Which Python file controls when AI will attack your cities?

I wonder what is causing this issue, I haven't touched the dll Oo

There was a point when the AI did not act this way in the mod, but that was before I added new civics, so I'm wondering if adding the Military Civic option has affected the AI somehow.
 
Sure it's not a difficulty level issue or something? Don't remember if you can actually modify it, but the AI usually holds off of attacking you before a certain number of turns have passed.
 
Not sure, but I remember the AI being much quicker to attack. But it isn't that they won't declare war, its just they will move a stack of units into your borders, then patrol near your capital city, but they will refuse to attack the city itself, and will move their units around tiles near the city.

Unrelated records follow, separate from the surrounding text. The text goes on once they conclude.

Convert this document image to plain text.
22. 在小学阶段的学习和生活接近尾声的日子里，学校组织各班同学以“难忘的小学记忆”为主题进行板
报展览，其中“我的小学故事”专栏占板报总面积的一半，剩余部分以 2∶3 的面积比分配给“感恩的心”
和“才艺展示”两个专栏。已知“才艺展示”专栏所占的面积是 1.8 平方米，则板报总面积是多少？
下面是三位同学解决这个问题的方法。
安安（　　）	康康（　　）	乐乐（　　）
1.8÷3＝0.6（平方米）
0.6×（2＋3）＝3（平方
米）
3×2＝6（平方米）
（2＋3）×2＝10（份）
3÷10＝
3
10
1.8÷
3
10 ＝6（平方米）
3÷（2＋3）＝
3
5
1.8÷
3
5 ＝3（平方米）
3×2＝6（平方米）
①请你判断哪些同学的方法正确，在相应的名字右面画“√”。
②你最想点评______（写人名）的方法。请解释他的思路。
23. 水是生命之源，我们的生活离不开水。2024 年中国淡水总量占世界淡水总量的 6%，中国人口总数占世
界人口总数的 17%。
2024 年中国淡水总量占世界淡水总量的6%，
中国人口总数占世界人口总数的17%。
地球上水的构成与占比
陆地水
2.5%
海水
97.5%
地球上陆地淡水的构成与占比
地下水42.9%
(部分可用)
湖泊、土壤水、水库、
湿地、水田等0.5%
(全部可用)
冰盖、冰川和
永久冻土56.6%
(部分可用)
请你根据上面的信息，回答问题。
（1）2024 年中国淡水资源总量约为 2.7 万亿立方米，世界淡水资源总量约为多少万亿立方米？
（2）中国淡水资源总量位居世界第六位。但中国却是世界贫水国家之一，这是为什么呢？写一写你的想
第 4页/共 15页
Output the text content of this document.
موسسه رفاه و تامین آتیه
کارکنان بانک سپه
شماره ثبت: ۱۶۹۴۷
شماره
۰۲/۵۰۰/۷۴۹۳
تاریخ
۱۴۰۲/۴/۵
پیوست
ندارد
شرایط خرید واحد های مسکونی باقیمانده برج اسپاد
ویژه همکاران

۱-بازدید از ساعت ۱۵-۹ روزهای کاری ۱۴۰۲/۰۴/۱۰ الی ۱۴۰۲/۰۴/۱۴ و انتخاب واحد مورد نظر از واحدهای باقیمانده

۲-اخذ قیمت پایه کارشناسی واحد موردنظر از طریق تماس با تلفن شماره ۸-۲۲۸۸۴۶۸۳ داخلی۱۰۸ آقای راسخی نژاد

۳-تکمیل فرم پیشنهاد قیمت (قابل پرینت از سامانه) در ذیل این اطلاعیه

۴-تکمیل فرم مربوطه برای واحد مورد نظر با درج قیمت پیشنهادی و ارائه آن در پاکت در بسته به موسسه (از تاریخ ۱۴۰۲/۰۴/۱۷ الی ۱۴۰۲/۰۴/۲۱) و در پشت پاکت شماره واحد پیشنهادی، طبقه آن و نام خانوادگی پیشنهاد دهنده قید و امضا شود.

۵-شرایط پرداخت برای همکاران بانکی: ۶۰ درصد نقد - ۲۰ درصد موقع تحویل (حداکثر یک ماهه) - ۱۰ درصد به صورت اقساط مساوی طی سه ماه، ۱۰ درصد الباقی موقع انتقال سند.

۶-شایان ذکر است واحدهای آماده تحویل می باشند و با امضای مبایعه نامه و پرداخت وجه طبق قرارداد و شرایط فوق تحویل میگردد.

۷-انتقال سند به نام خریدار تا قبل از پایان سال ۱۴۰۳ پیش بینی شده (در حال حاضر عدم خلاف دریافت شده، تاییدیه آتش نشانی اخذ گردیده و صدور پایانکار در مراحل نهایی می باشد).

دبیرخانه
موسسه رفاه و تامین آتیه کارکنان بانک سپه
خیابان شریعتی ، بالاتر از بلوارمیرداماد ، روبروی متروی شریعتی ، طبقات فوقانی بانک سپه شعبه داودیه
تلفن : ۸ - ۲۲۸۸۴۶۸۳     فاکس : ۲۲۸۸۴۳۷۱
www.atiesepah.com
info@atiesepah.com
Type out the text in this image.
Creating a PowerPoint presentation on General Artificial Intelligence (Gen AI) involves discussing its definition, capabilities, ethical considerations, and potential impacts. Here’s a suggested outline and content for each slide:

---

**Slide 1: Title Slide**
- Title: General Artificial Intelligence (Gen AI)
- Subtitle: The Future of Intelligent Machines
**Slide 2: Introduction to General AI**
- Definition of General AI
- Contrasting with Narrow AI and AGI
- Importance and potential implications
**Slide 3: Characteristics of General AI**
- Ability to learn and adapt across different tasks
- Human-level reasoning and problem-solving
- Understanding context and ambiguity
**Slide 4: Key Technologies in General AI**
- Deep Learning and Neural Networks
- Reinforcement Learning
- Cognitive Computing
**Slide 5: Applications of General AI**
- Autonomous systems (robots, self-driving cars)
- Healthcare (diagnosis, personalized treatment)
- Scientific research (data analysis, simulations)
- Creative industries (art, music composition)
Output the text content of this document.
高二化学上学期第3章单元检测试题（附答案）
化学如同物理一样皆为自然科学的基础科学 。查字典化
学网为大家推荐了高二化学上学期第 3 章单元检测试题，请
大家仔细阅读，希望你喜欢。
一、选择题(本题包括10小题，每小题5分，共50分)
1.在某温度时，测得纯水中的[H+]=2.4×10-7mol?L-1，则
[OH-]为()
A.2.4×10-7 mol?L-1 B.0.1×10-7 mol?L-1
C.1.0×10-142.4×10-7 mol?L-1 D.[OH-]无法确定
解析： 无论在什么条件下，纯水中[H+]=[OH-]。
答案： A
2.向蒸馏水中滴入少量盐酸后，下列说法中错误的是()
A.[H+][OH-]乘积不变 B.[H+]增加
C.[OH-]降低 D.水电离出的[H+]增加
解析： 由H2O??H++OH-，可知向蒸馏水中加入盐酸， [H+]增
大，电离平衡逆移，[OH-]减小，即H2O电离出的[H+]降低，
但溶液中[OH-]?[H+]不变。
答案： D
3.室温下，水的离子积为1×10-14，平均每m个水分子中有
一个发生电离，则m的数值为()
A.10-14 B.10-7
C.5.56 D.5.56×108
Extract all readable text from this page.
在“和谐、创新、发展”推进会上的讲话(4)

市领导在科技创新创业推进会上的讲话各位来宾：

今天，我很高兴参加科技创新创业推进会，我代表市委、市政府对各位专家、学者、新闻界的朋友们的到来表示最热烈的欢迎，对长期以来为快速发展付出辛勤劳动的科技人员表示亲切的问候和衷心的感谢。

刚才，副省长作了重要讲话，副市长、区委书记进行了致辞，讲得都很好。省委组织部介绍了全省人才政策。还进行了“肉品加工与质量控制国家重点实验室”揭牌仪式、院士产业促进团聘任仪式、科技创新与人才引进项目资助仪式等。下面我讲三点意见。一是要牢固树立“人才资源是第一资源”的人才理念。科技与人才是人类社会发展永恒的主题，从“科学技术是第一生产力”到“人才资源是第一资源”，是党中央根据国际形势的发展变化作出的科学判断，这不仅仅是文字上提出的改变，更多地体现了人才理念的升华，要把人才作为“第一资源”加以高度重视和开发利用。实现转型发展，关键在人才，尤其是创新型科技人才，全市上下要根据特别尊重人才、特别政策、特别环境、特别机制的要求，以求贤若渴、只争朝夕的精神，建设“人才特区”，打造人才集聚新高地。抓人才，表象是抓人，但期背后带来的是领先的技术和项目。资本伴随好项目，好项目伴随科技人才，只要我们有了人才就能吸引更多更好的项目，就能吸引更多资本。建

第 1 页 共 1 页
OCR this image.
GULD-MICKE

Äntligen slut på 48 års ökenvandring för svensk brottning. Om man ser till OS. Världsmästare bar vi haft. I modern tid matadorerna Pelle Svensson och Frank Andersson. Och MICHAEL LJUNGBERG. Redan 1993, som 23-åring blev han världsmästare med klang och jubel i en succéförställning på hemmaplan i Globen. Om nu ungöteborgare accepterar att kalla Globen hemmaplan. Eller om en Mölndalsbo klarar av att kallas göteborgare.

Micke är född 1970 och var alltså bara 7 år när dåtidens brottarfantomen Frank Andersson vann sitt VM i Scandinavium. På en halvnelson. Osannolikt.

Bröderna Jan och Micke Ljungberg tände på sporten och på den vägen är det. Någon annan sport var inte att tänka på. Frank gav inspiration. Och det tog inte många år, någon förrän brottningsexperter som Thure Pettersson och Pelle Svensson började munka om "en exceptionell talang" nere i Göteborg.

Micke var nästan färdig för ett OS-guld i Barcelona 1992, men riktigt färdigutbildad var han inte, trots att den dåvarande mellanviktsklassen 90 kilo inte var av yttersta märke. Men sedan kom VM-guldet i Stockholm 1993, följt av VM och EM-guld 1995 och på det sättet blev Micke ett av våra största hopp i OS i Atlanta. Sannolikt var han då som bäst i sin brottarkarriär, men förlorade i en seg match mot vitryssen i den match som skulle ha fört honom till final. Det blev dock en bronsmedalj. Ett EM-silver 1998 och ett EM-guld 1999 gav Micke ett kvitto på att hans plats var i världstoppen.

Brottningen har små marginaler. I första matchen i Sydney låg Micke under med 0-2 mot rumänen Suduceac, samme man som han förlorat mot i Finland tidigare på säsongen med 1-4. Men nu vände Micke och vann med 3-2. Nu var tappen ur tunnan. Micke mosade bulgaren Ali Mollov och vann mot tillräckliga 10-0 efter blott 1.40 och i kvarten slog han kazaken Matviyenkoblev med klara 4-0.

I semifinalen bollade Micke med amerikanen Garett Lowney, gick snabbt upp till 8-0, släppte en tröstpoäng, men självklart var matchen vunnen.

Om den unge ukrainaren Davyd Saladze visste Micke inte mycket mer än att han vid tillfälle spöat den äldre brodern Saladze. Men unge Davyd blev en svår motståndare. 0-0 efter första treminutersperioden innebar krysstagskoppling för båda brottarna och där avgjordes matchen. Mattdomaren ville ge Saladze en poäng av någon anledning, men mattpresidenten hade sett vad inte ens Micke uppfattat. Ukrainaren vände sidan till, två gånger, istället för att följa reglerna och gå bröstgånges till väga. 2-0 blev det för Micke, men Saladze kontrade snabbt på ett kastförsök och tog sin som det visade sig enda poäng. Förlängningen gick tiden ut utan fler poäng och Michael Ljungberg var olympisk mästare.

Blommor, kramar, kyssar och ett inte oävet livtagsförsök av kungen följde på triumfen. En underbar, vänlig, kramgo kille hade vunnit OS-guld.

This continues later into the game as well. The AI will attack other AI civs however...
 
They say a picture equals a thousand words...so here is a screenshot of what I'm talking about

WtH.jpg


Two enemy armies, both of which alone could easily take my one city here, yet none of them will attack. Instead they move back and forth near the city.
 
My guess is that the AI decides to attack the city and pushes the "move to city" to the units. They then stand next to the city and will no longer attack because the odds are not good enough and moves away. Once they are back to start, they decide to attack because they can no longer see your fortified unit and the cycle continues.

I base this on a brief look at the DLL code. The odds can be heavily affected by XML meaning the unmodified DLL can behave very differently depending on XML changes. I'm not sure if it can be affected by python. There is no python references in the code I looked at and I would personally not want something like this to be handled by python due to performance concerns. The AI can be quite CPU heavy, which is why most of the AI is handled by the DLL alone (C++ is way faster than python).
 
What XML would influence the AI like this though? :confused:
Any, which affects combat odds. I assume that would mainly be units and promotions. A good place to start is to see what the combat odds are and if they are what you expect them to be. Also you mentioned civics yourself. Maybe that will be worth taking a closer look into. You could even try to undo your changes there and see what happens (do backup your mod first!).

Also keep in mind that it is only a guess. Assuming the guess to be right, there would actually be two bugs. One is combat strength, which isn't what you expect it to be. The other one is that once it discovers that it don't want to attack the city, it moves away, forgets the defense and decides to attack again, hence getting the units stuck in a loop. Not only is a unit in a loop useless, the units will stay next to your units when the AI decides it would lose combat.

The only way to really figure out why the AI does as it does would be to debug and set a breakpoint where the AI has to decide what to do with the unit. That is the only way to fully see what the AI does and why it decides not to attack. However somehow I find it just plain wrong to say "use the debugger" to somebody, who uses an unmodified DLL. Without debugging, it will likely be a matter of a bit of trial and error approach than a completely systematic "correct" approach.

I don't think the AI is smart enough to try to lure you into attacking their units and that way avoid you from benefitting from city defense. That would actually be clever, but the AI generally is more of a brute force player than a trick and deception player.
 
Thanks Nightinggale you've been very helpful.

I don't know if the Civics would change combat odds, nothing I added effects unit strength directly.

As for Promotions, I did add Desert Combat, but that is pretty much it. In the screenshot none of the units had any promotions I added, and it was very early in the game, so only basic civics were being used.

I'm at a loss why this would cause the loop.
 
I'm not exactly sure what calculations are involved and am not looking it up, so keep that in mind...

The two armies outside the city are presumably also at war with each other due to the "minor" status of everyone. A second enemy stack in the area may be influencing the odds of attacking - each of them may be adding up the strength of all enemy units in the vicinity to determine if it has enough units to attack, and that might include enemy units of some 3rd civ.

Try deleting one stack, or moving them back to their capitol, and see if the other one attacks.